9 de septiembre de 2014

Un billete, por favor.

Voy en el metro, como un día cualquiera a una hora cualquiera. 
Cojo el tren en la primera parada de la línea hasta la última. 
Estoy mirando para abajo porque el paisaje no me entusiasma demasiado, me miro los zapatos negros de cuero, las uñas pintadas de negro y los calcetines por las rodillas.
Al momento se cruzan en mi mirada un par de zapatillas que yo ya había visto antes. Miro hacia arriba y veo a uno de mis profesores de la infancia al que yo admiraba como a ninguno. 
En mi cabeza le estoy hablando y le miro, pero mi cuerpo no se mueve y el parece no haberme visto a pesar de que estoy sentada enfrente. 
En la siguiente parada se baja, y entran tres chicas que fueron mis amigas durante la infancia.

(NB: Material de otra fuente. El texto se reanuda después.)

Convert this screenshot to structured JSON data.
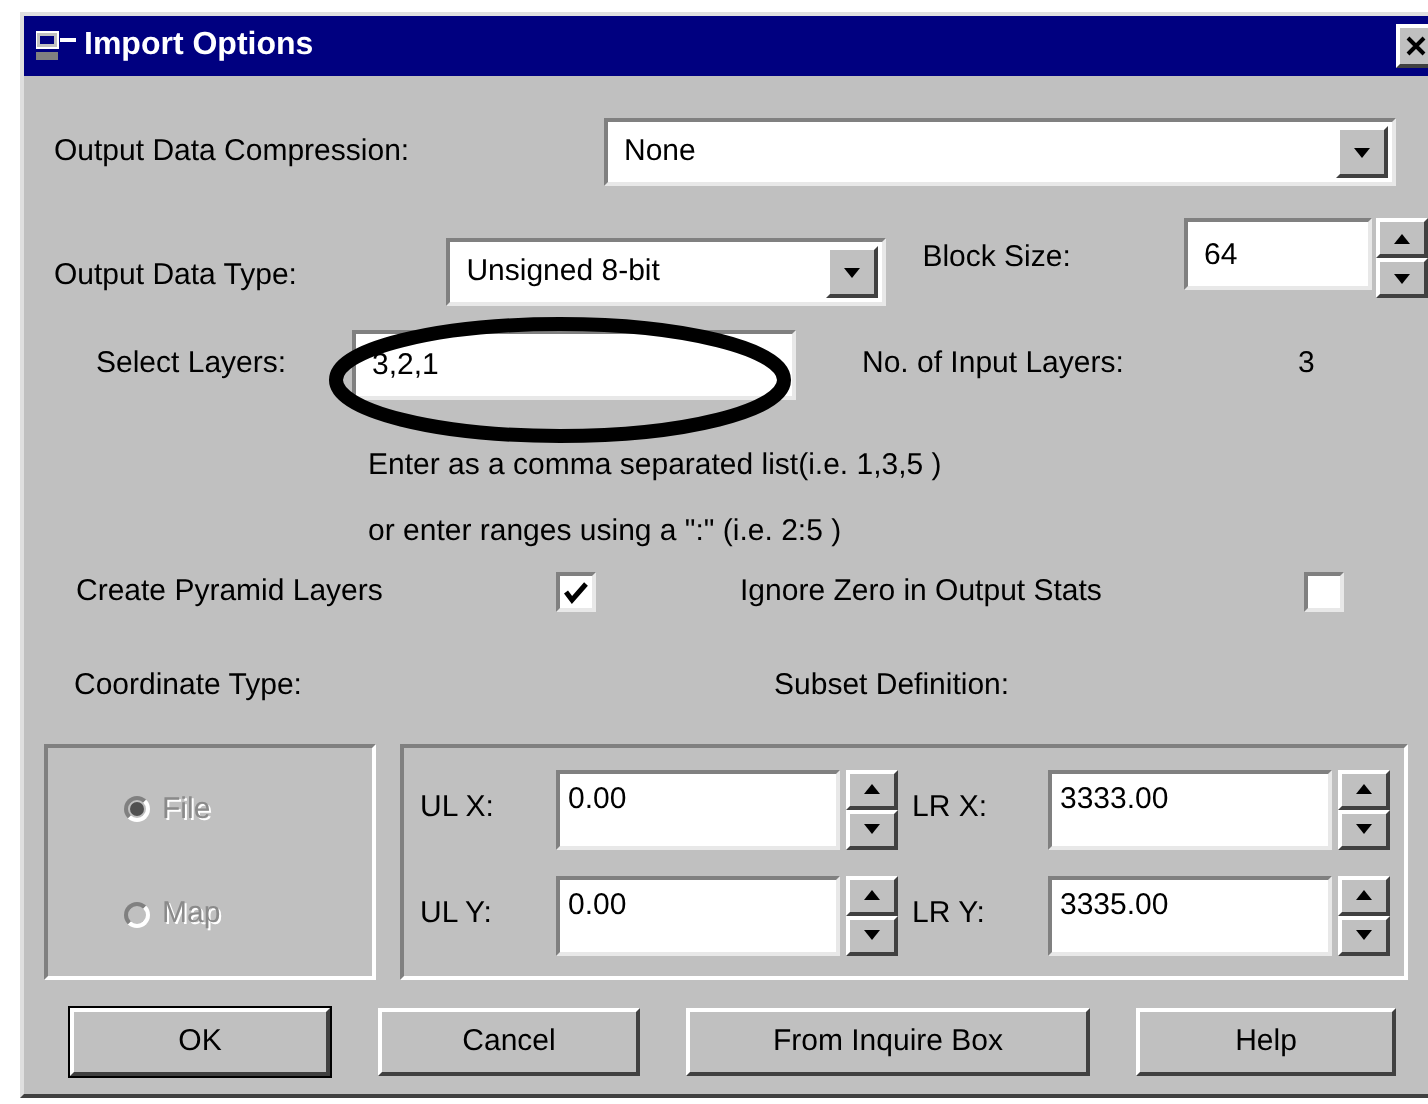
{
  "window": {
    "title": "Import Options"
  },
  "output_data_compression": {
    "label": "Output Data Compression:",
    "value": "None"
  },
  "output_data_type": {
    "label": "Output Data Type:",
    "value": "Unsigned 8-bit"
  },
  "block_size": {
    "label": "Block Size:",
    "value": "64"
  },
  "select_layers": {
    "label": "Select Layers:",
    "value": "3,2,1"
  },
  "input_layers": {
    "label": "No. of Input Layers:",
    "value": "3"
  },
  "hint_lines": [
    "Enter as a comma separated list(i.e. 1,3,5 )",
    "or enter ranges using a \":\" (i.e. 2:5 )"
  ],
  "options": [
    {
      "label": "Create Pyramid Layers",
      "checked": true
    },
    {
      "label": "Ignore Zero in Output Stats",
      "checked": false
    }
  ],
  "coordinate_type": {
    "label": "Coordinate Type:",
    "disabled": true,
    "options": [
      {
        "label": "File",
        "selected": true
      },
      {
        "label": "Map",
        "selected": false
      }
    ]
  },
  "subset_definition": {
    "label": "Subset Definition:",
    "fields": [
      {
        "label": "UL X:",
        "value": "0.00"
      },
      {
        "label": "LR X:",
        "value": "3333.00"
      },
      {
        "label": "UL Y:",
        "value": "0.00"
      },
      {
        "label": "LR Y:",
        "value": "3335.00"
      }
    ]
  },
  "buttons": [
    {
      "label": "OK",
      "default": true
    },
    {
      "label": "Cancel",
      "default": false
    },
    {
      "label": "From Inquire Box",
      "default": false
    },
    {
      "label": "Help",
      "default": false
    }
  ]
}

De nuevo pasa igual, ellas están a sus cosas y de nuevo, no me ven ni me oyen. 
Estas se quedan unas cuantas paradas más, cuando al tren sube mi ex, mi primer amor, va sola leyendo un libro, y otra vez, para ella no estoy ahí. 
Empiezo a darme cuenta de que sólo soy una sombra. 
Poco a poco el vagón va cambiando de viajeros, unos entran y otros salen continuamente y ante mi no deja de aparecer gente a la que recuerdo, amigos de los que ya no sé nada, ex parejas, una cara que te ha llamado la atención, compañeros de clase, profesores, niños a los que he cuidado, amigos de mis padres, etc. 
Personas que en algún momento de mi vida significaron algo para mi y ahora, una vez desaparecidos, para ellos vuelvo a ser una cara más en el metro. 
Una entre un millón. Las cosas se pierden, y cuando te das cuenta, aish.